FIG. 3 — Effects of fragments cloned in *trans* on NBU1 excision. Regions of NBU1 (A) were cloned onto shuttle vectors and transferred into *Bacteroides* strain BT4104N1-3, which contained the conjugative transposon, CTn-ERL, and an integrated copy of NBU1. The effect of the cloned fragments on the excision of the wild-type copy of NBU1 was determined by Southern blotting (B) and indicated as Yes for excision and No for no excision at the right. (B) Southern blot of the *Hin*cII-digested DNA preparations of the strains containing the various cloned fragments shown in panel A. Wild-type NBU1 excision is shown in the strain that contained vector with no insert (None). The probe was the 1.7-kbp *Hin*cII fragment of NBU1 containing the joined ends (Fig. 1). Excision of NBU1 was observed as the appearance of the 1.7-kbp *Hin*cII fragment containing the joined ends of the NBU1 circular form, indicated by the arrow. The positions of the *attN-L* and *attN-R* junctions are indicated. The *Hin*dIII size standards of lambda are in the left lane (stds). No excision was detected without induction of the CTnERL regulatory operon containing *rteA* and *rteB* by growth of the strains in tetracycline (Tc + versus Tc −). The effect of additional RteA and RteB provided by the coresident plasmid, pAMS9, is shown for fragments 4 and 5 in lanes 4b and 5b, respectively. Note that fragment 3 allowed NBU1 excision in BT4104N1-3 at wild-type levels but later experiments showed that it completely inhibited NBU1 excision like fragment 5 if only the regulatory region of the CTn was present in strain BT4100N1-S1(pAMS9).

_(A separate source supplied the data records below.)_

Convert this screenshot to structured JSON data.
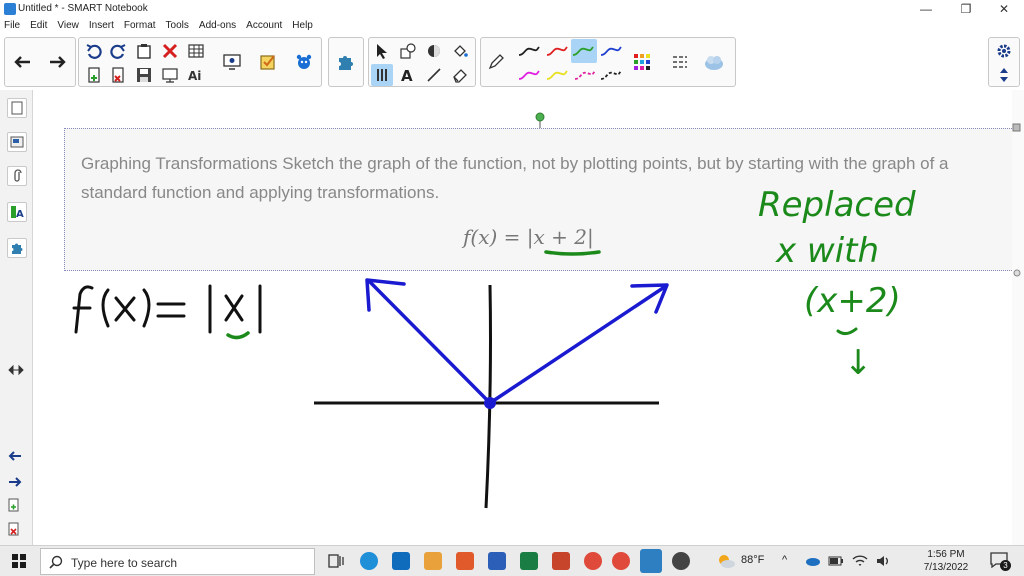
{
  "window": {
    "title": "Untitled * - SMART Notebook",
    "controls": [
      "—",
      "❐",
      "✕"
    ]
  },
  "menu": [
    "File",
    "Edit",
    "View",
    "Insert",
    "Format",
    "Tools",
    "Add-ons",
    "Account",
    "Help"
  ],
  "toolbar": {
    "pen_colors": [
      "#222222",
      "#e02020",
      "#2aa02a",
      "#2040d0",
      "#e020e0",
      "#e8e020",
      "#e020a0",
      "#222222"
    ],
    "selected_pen_color": "#2aa02a"
  },
  "page": {
    "problem_text": "Graphing Transformations Sketch the graph of the function, not by plotting points, but by starting with the graph of a standard function and applying transformations.",
    "formula": "f(x) = |x + 2|"
  },
  "ink": {
    "base_function": "f(x)=|x|",
    "note": [
      "Replaced",
      "x with",
      "(x+2)",
      "↓"
    ],
    "graph_color": "#1a1ad0",
    "ink_color": "#1b8a1b",
    "black": "#111111"
  },
  "taskbar": {
    "search_placeholder": "Type here to search",
    "weather": "88°F",
    "time": "1:56 PM",
    "date": "7/13/2022",
    "notification_count": "3"
  }
}
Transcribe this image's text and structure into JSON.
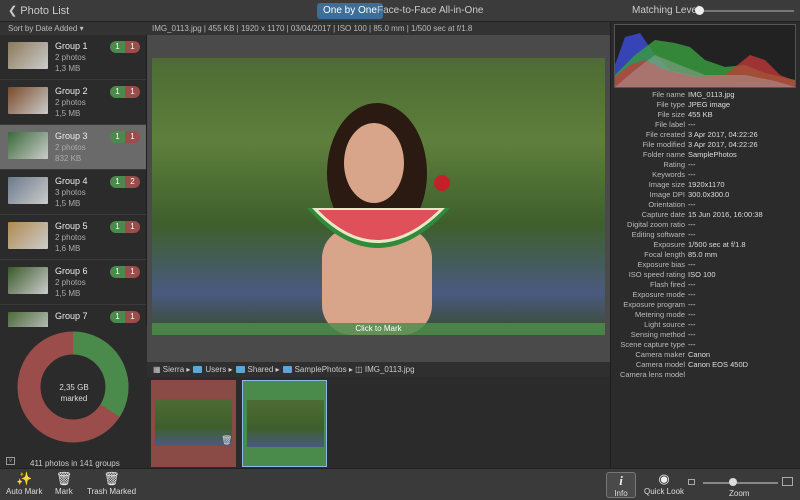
{
  "topbar": {
    "back": "Photo List",
    "modes": [
      "One by One",
      "Face-to-Face",
      "All-in-One"
    ],
    "active_mode": "One by One",
    "matching_label": "Matching Level:",
    "matching_level": 0
  },
  "sort": {
    "label": "Sort by Date Added"
  },
  "infobar": "IMG_0113.jpg | 455 KB | 1920 x 1170 | 03/04/2017 | ISO 100 | 85.0 mm | 1/500 sec at f/1.8",
  "groups": [
    {
      "name": "Group 1",
      "photos": "2 photos",
      "size": "1,3 MB",
      "keep": "1",
      "trash": "1"
    },
    {
      "name": "Group 2",
      "photos": "2 photos",
      "size": "1,5 MB",
      "keep": "1",
      "trash": "1"
    },
    {
      "name": "Group 3",
      "photos": "2 photos",
      "size": "832 KB",
      "keep": "1",
      "trash": "1",
      "selected": true
    },
    {
      "name": "Group 4",
      "photos": "3 photos",
      "size": "1,5 MB",
      "keep": "1",
      "trash": "2"
    },
    {
      "name": "Group 5",
      "photos": "2 photos",
      "size": "1,6 MB",
      "keep": "1",
      "trash": "1"
    },
    {
      "name": "Group 6",
      "photos": "2 photos",
      "size": "1,5 MB",
      "keep": "1",
      "trash": "1"
    },
    {
      "name": "Group 7",
      "photos": "",
      "size": "",
      "keep": "1",
      "trash": "1"
    }
  ],
  "donut": {
    "line1": "2,35 GB",
    "line2": "marked",
    "marked_fraction": 0.66,
    "colors": {
      "marked": "#9a4d4a",
      "kept": "#4a8a4a"
    }
  },
  "summary": "411 photos in 141 groups",
  "viewer": {
    "click_to_mark": "Click to Mark"
  },
  "breadcrumb": [
    "Sierra",
    "Users",
    "Shared",
    "SamplePhotos",
    "IMG_0113.jpg"
  ],
  "filmstrip": [
    {
      "state": "marked",
      "color": "#9a4d4a"
    },
    {
      "state": "kept",
      "color": "#4a8a4a",
      "selected": true
    }
  ],
  "metadata": [
    [
      "File name",
      "IMG_0113.jpg"
    ],
    [
      "File type",
      "JPEG image"
    ],
    [
      "File size",
      "455 KB"
    ],
    [
      "File label",
      "---"
    ],
    [
      "File created",
      "3 Apr 2017, 04:22:26"
    ],
    [
      "File modified",
      "3 Apr 2017, 04:22:26"
    ],
    [
      "Folder name",
      "SamplePhotos"
    ],
    [
      "Rating",
      "---"
    ],
    [
      "Keywords",
      "---"
    ],
    [
      "Image size",
      "1920x1170"
    ],
    [
      "Image DPI",
      "300.0x300.0"
    ],
    [
      "Orientation",
      "---"
    ],
    [
      "Capture date",
      "15 Jun 2016, 16:00:38"
    ],
    [
      "Digital zoom ratio",
      "---"
    ],
    [
      "Editing software",
      "---"
    ],
    [
      "Exposure",
      "1/500 sec at f/1.8"
    ],
    [
      "Focal length",
      "85.0 mm"
    ],
    [
      "Exposure bias",
      "---"
    ],
    [
      "ISO speed rating",
      "ISO 100"
    ],
    [
      "Flash fired",
      "---"
    ],
    [
      "Exposure mode",
      "---"
    ],
    [
      "Exposure program",
      "---"
    ],
    [
      "Metering mode",
      "---"
    ],
    [
      "Light source",
      "---"
    ],
    [
      "Sensing method",
      "---"
    ],
    [
      "Scene capture type",
      "---"
    ],
    [
      "Camera maker",
      "Canon"
    ],
    [
      "Camera model",
      "Canon EOS 450D"
    ],
    [
      "Camera lens model",
      ""
    ]
  ],
  "toolbar": {
    "auto_mark": "Auto Mark",
    "mark": "Mark",
    "trash_marked": "Trash Marked",
    "info": "Info",
    "quick_look": "Quick Look",
    "zoom": "Zoom",
    "zoom_level": 0.4
  }
}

When the 1.7-kbp region between PvuII and SphI was deleted from pNW17 to produce pNW18 (Table 1), there was no reduction in the excision of the construct (data not shown). Thus, orf6 to orf8 were not required for excision. A further SphI-to-ScaI deletion (1.1 kbp) of pNW18 (pNW18ScaI), which removed part of orf −2, also did not affect excision as measured by Southern blotting. However, this deletion destabilized the plasmid in E. coli, making it difficult to quantitate the level of excision. Because of its instability, this construct was not used in further experiments. The SphI-AvaI (6.8-kbp) and SphI-HindIII (7.4-kbp) fragments of NBU1 in pY17D were first cloned into pNV19 and later cloned into pGERM (Table 1) and mobilized into B. thetaiotaomicron BT4104. In BT4104, all of these constructs integrated site specifically into the chromosome via the ends of NBU1. None of these integrated constructs excised (Fig. 2). Thus, the minimal region required for NBU1 excision includes attN1, intN1, orf2, orf2x, orf3, prmN1, the oriT, and about two-thirds of the coding region of mobN1 to the Y17 site. Since deleting into the oriT abolished excision, the region downstream of prmN1 must have some essential cis function. Accordingly, this region has been designated the excision-required sequence (XRS). At this point we cannot rule out the possibility that a partially functional MobN1 is being produced from the truncated mobN1 gene and that it is one of the factors required for excision.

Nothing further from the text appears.